3.5.1. Da X. und ihrem Lebenspartner das Haus zu gross geworden ist, werden sie dieses ihrem Sohn und seiner Familie übergeben und ein kleineres Haus an der gleichen Strasse beziehen. Die neue Liegenschaft […] verfügt über zwei Stockwerke. Im Erdgeschoss befindet sich ein Schlafzimmer sowie ein WC von wenigen Quadratmetern. Dieses WC ist für Y. nicht nutzbar, da es zu eng ist. Zudem fehlt es darin an einer Dusche. Dass Y. für einen Aufenthalt ab einer gewissen Dauer daher das Badezimmer im Obergeschoss verwenden können muss, wird auch von der IV-Stelle anerkannt. Das Obergeschoss ist nur über eine Wendeltreppe zu erreichen. Hier befinden sich Wohn- und Esszimmer, die Küche, zwei Schlafzimmer sowie das Badezimmer, für welches die IV-Stelle Anpassungen resp. deren Kos- tenübernahme zusprach. Der Abklärungsbericht der SHAB vom 10. November 2025 hält fest, dass für Y. ein Treppenlift nötig ist, um in den oberen Stock zu gelangen. Der vorgesehene Treppenlift sei einfach und zweckmässig. Unter Vorbehalt, dass die weiteren rechtlichen Anspruchsvoraussetzungen gegeben seien, empfahl der SHAB daher die volle Kostenübernahme in Höhe von Fr. 12'750.–.

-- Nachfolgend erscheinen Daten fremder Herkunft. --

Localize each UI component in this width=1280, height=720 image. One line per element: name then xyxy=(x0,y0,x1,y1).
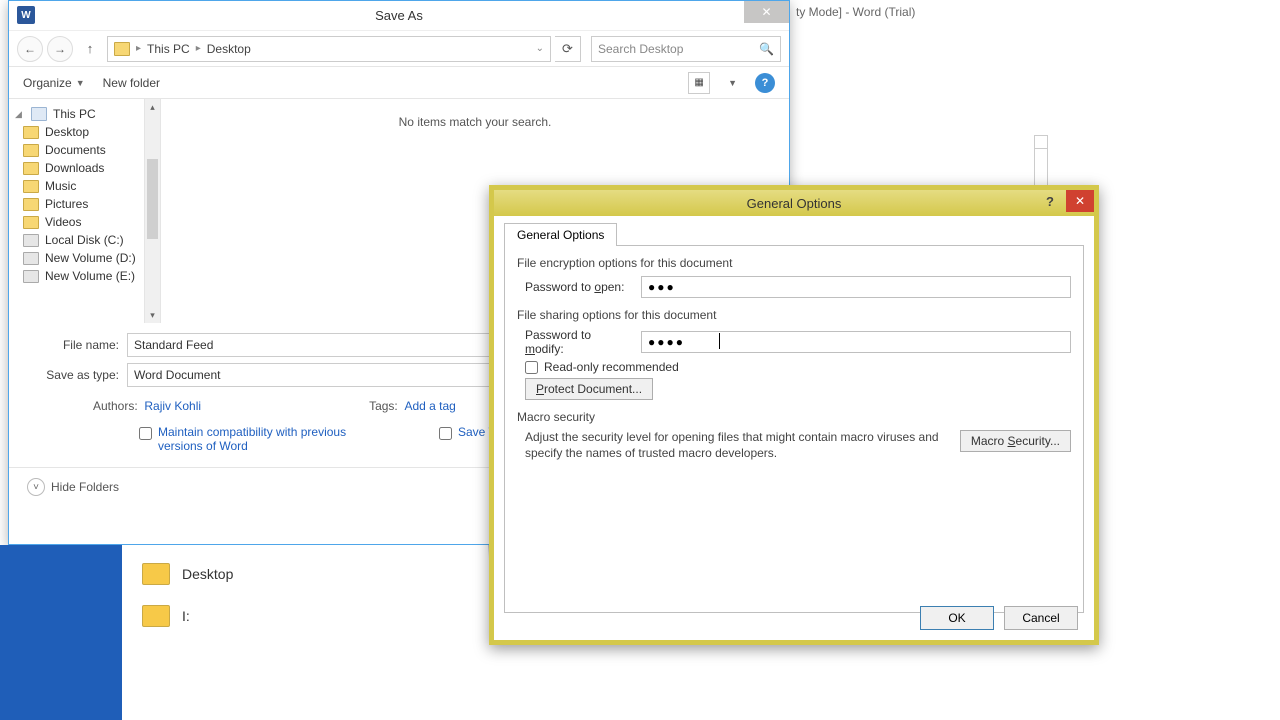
readonly-checkbox[interactable]: Read-only recommended xyxy=(525,360,1071,374)
general-options-dialog: General Options ? ✕ General Options File… xyxy=(489,185,1099,645)
tree-scrollbar[interactable]: ▴ ▾ xyxy=(145,99,161,323)
chevron-up-icon: ˅ xyxy=(27,478,45,496)
save-as-title: Save As xyxy=(375,8,423,23)
save-as-titlebar[interactable]: W Save As ✕ xyxy=(9,1,789,31)
tree-item[interactable]: New Volume (E:) xyxy=(9,267,144,285)
password-open-input[interactable] xyxy=(641,276,1071,298)
scroll-thumb[interactable] xyxy=(147,159,158,239)
macro-heading: Macro security xyxy=(517,410,1071,424)
folder-icon xyxy=(23,162,39,175)
folder-icon xyxy=(23,144,39,157)
tree-item[interactable]: Downloads xyxy=(9,159,144,177)
authors-label: Authors: xyxy=(93,399,138,413)
nav-row: ← → ↑ ▸ This PC ▸ Desktop ⌄ ⟳ Search Des… xyxy=(9,31,789,67)
folder-icon xyxy=(23,198,39,211)
word-icon: W xyxy=(17,6,35,24)
toolbar: Organize▼ New folder ▦ ▼ ? xyxy=(9,67,789,99)
macro-text: Adjust the security level for opening fi… xyxy=(525,430,948,461)
jumplist-item[interactable]: Desktop xyxy=(122,553,488,595)
disk-icon xyxy=(23,270,39,283)
text-cursor xyxy=(719,333,720,349)
dialog-title: General Options xyxy=(747,196,842,211)
filename-label: File name: xyxy=(27,338,127,352)
tree-item[interactable]: New Volume (D:) xyxy=(9,249,144,267)
folder-icon xyxy=(23,180,39,193)
search-input[interactable]: Search Desktop 🔍 xyxy=(591,36,781,62)
close-button[interactable]: ✕ xyxy=(744,1,789,23)
empty-message: No items match your search. xyxy=(399,115,552,129)
chevron-right-icon: ▸ xyxy=(196,43,201,54)
help-button[interactable]: ? xyxy=(755,73,775,93)
expand-icon[interactable]: ◢ xyxy=(15,109,25,120)
tree-item[interactable]: Videos xyxy=(9,213,144,231)
checkbox[interactable] xyxy=(139,427,152,440)
protect-document-button[interactable]: Protect Document... xyxy=(525,378,653,400)
pc-icon xyxy=(31,107,47,121)
tags-label: Tags: xyxy=(369,399,398,413)
organize-button[interactable]: Organize▼ xyxy=(23,76,85,90)
folder-tree[interactable]: ◢ This PC Desktop Documents Downloads Mu… xyxy=(9,99,145,323)
hide-folders-button[interactable]: ˅ Hide Folders xyxy=(27,478,119,496)
tab-general-options[interactable]: General Options xyxy=(504,223,617,246)
encrypt-heading: File encryption options for this documen… xyxy=(517,256,1071,270)
general-options-titlebar[interactable]: General Options ? ✕ xyxy=(494,190,1094,216)
jumplist-sidebar xyxy=(0,545,122,720)
pc-icon xyxy=(114,42,130,56)
view-button[interactable]: ▦ xyxy=(688,72,710,94)
chevron-down-icon[interactable]: ⌄ xyxy=(536,43,544,54)
breadcrumb-seg[interactable]: This PC xyxy=(147,42,190,56)
maintain-compat-checkbox[interactable]: Maintain compatibility with previous ver… xyxy=(139,425,359,453)
close-button[interactable]: ✕ xyxy=(1066,190,1094,212)
ok-button[interactable]: OK xyxy=(920,606,994,630)
macro-security-button[interactable]: Macro Security... xyxy=(960,430,1071,452)
password-open-label: Password to open: xyxy=(525,280,633,294)
jumplist-item[interactable]: I: xyxy=(122,595,488,637)
search-placeholder: Search Desktop xyxy=(598,42,683,56)
checkbox[interactable] xyxy=(525,361,538,374)
chevron-right-icon: ▸ xyxy=(136,43,141,54)
tree-item[interactable]: Documents xyxy=(9,141,144,159)
scroll-up-icon[interactable]: ▴ xyxy=(145,99,160,115)
forward-button[interactable]: → xyxy=(47,36,73,62)
newfolder-button[interactable]: New folder xyxy=(103,76,160,90)
folder-icon xyxy=(142,563,170,585)
tags-value[interactable]: Add a tag xyxy=(404,399,455,413)
back-button[interactable]: ← xyxy=(17,36,43,62)
up-button[interactable]: ↑ xyxy=(77,36,103,62)
folder-icon xyxy=(23,216,39,229)
tree-item-thispc[interactable]: ◢ This PC xyxy=(9,105,144,123)
tree-item[interactable]: Desktop xyxy=(9,123,144,141)
checkbox[interactable] xyxy=(439,427,452,440)
tree-item[interactable]: Local Disk (C:) xyxy=(9,231,144,249)
help-button[interactable]: ? xyxy=(1036,190,1064,212)
disk-icon xyxy=(23,252,39,265)
breadcrumb-seg[interactable]: Desktop xyxy=(207,42,251,56)
address-bar[interactable]: ▸ This PC ▸ Desktop ⌄ xyxy=(107,36,551,62)
word-titlebar: ty Mode] - Word (Trial) xyxy=(790,5,1280,27)
scroll-down-icon[interactable]: ▾ xyxy=(145,307,160,323)
tree-item[interactable]: Music xyxy=(9,177,144,195)
search-icon: 🔍 xyxy=(759,42,774,56)
disk-icon xyxy=(23,234,39,247)
folder-icon xyxy=(142,605,170,627)
cancel-button[interactable]: Cancel xyxy=(1004,606,1078,630)
tree-item[interactable]: Pictures xyxy=(9,195,144,213)
password-modify-label: Password to modify: xyxy=(525,328,633,356)
refresh-button[interactable]: ⟳ xyxy=(555,36,581,62)
jumplist: Desktop I: xyxy=(0,545,488,720)
authors-value[interactable]: Rajiv Kohli xyxy=(144,399,201,413)
password-modify-input[interactable] xyxy=(641,331,1071,353)
folder-icon xyxy=(23,126,39,139)
savetype-label: Save as type: xyxy=(27,368,127,382)
share-heading: File sharing options for this document xyxy=(517,308,1071,322)
chevron-down-icon[interactable]: ▼ xyxy=(728,78,737,88)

3.5.2. Vor diesem Hintergrund wird sich Y. ohne Treppenlift nur für kurze Zeit in der neuen Liegenschaft von X. aufhalten können. Die Ausübung des Familienlebens in der bisherigen Form wird damit nicht mehr möglich sein. Die von der IV- Stelle als alternativ angesehene Lösung des Ausweichens auf die bisherige Liegenschaft […] beim Bruder von Y. schafft keine Abhilfe. Es steht die tatsächlich gelebte Beziehung zwischen Y. und X. (ihrer Mutter) infrage, nicht diejenige zu ihrem Bruder. Insbesondere kann Mutter und Tochter nicht zugemutet werden, dass das gesamte Zusammenleben ausserhalb des Heims in dieser anderweitig genutzten Liegenschaft erfolgen soll. Zwar ist mit der IV-Stelle davon auszugehen, dass diese Möglichkeit für einzelne Feiertage genutzt werden könnte. Dies stellte aber eine erhebliche und unverhältnismässige Einschränkung gegenüber dem bisherigen Zusammenleben von circa einem Drittel des Jahres dar. Hinzu kommt, dass die von der IV-Stelle zugesprochenen baulichen Anpassungen im Badezimmer im oberen Stock ohne Einbau eines Treppenlifts nutzlos würden. In der Gesamtschau erscheint in der vorliegenden Konstellation angesichts der gesamten dargelegten Umstände der generelle Ausschluss in Ziff. 14.05 HVI-Anhang und die in der Folge gravierende Einschränkung des Familienlebens als nicht vereinbar mit Art. 14 BV und Art. 8 EMRK.